Pundedal neuralgia, or “PN” can be a scary diagnosis to receive. Like the sciatic nerve, which most people have heard of, if not had flare ups with, the pudendal nerve is a major paired nerve of the pelvis, which innervates many of our pelvic muscles, our bowel and bladder, along with skin and tissue. PN can occur after injury or more insidiously after a prolonged sitting situation or some other event that either stretches or compresses the nerve. Neuralgia is hard to treat and you need to see a specialist who truly understands nerve dysfunction to properly treat this condition, as it requires a whole-person approach. It is easily re-injured or exacerbated by certain movements and even other well-meaning therapists because they missed the pudendal symptoms. Common symptoms are pain with sitting, burning/itching/lacerating/dull or achey pain that can occur in the rectum, perineum, inside the sitting bones, or clitoris/penis. Other sx may include bowel and bladder dysfunction of all sorts.
Yes, men can also have chronic pelvic pain. Sadly, the common history we hear from them is that they have visited numerous doctors and been misdiagnosed, given ineffective antibiotic treatment, unnecessary catheterizations or other tests, when the pain generator was simply muscle. While confusing, the diagnosis of “prostatitis” or “prostadynia” are used but a special subset of “non-bacterial, non-inflammatory prostatitis” due to the fact that many of the symptoms mimic that of actual prostatitis: pain, urinary dysfunction, sexual concerns.
Endometriosis is an insidious and challenging diagnosis to receive, and sadly quite prevalent with anywhere from 6.5 to 16% of American women affected. These patients can have a range of symptoms from pelvic pain, abdominal bloating, constipation or urinary problems, to full-blown nerve pain globally. Finding an experienced pelvic floor PT is a must, and most doctors recommend physical therapy for their patients. We can help in so many ways, from balancing the hips and pelvis; softening and retraining tight and painful abdominal and pelvic muscles; to establishing a self-care program and prescribing safe exercises to help you stay strong and ease pain.

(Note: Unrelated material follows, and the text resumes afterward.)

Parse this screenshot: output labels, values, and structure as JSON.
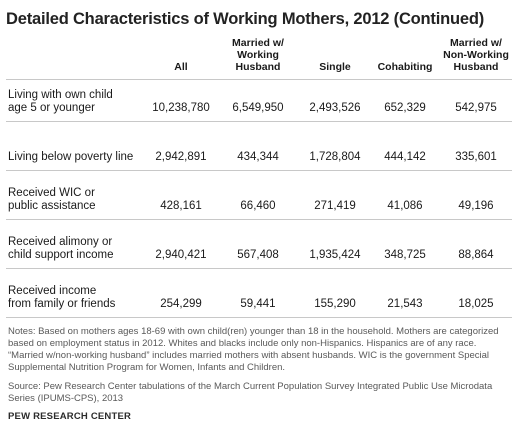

Sexual affirmation surgery is an exciting and important step in an individual’s life. Post-surgery complications might include pelvic floor or pelvic girdle pain, incontinence, bowel or bladder difficulty, pain with penetration, difficulty in dilator progression, sexual concerns, upper body pain/fascial restrictions, even learning how to walk or move differently!
Pelvic floor PT can help with a wide range of things, through treatments such as postural corrections, manual therapy, toileting training, and more, and it will be an important part of your healing journey.
It’s just too difficult to describe every single thing that a pelvic floor PT might see. Our patients are typically challenging and some present with conditions that stem from a disease or injury or condition that other PT’s have never heard of. Epididymitis, genito-femoral nerve entrapment, proctalgia fugax, pelvic muscle dyssynergia might all fall into that “unusual” category of diagnoses. If you have pain or problems of a musculo-skeletal-fascial-neural nature in the region of the abdomen, back, pelvis, genitals, or hips, chances are a pelvic floor PT has seen it.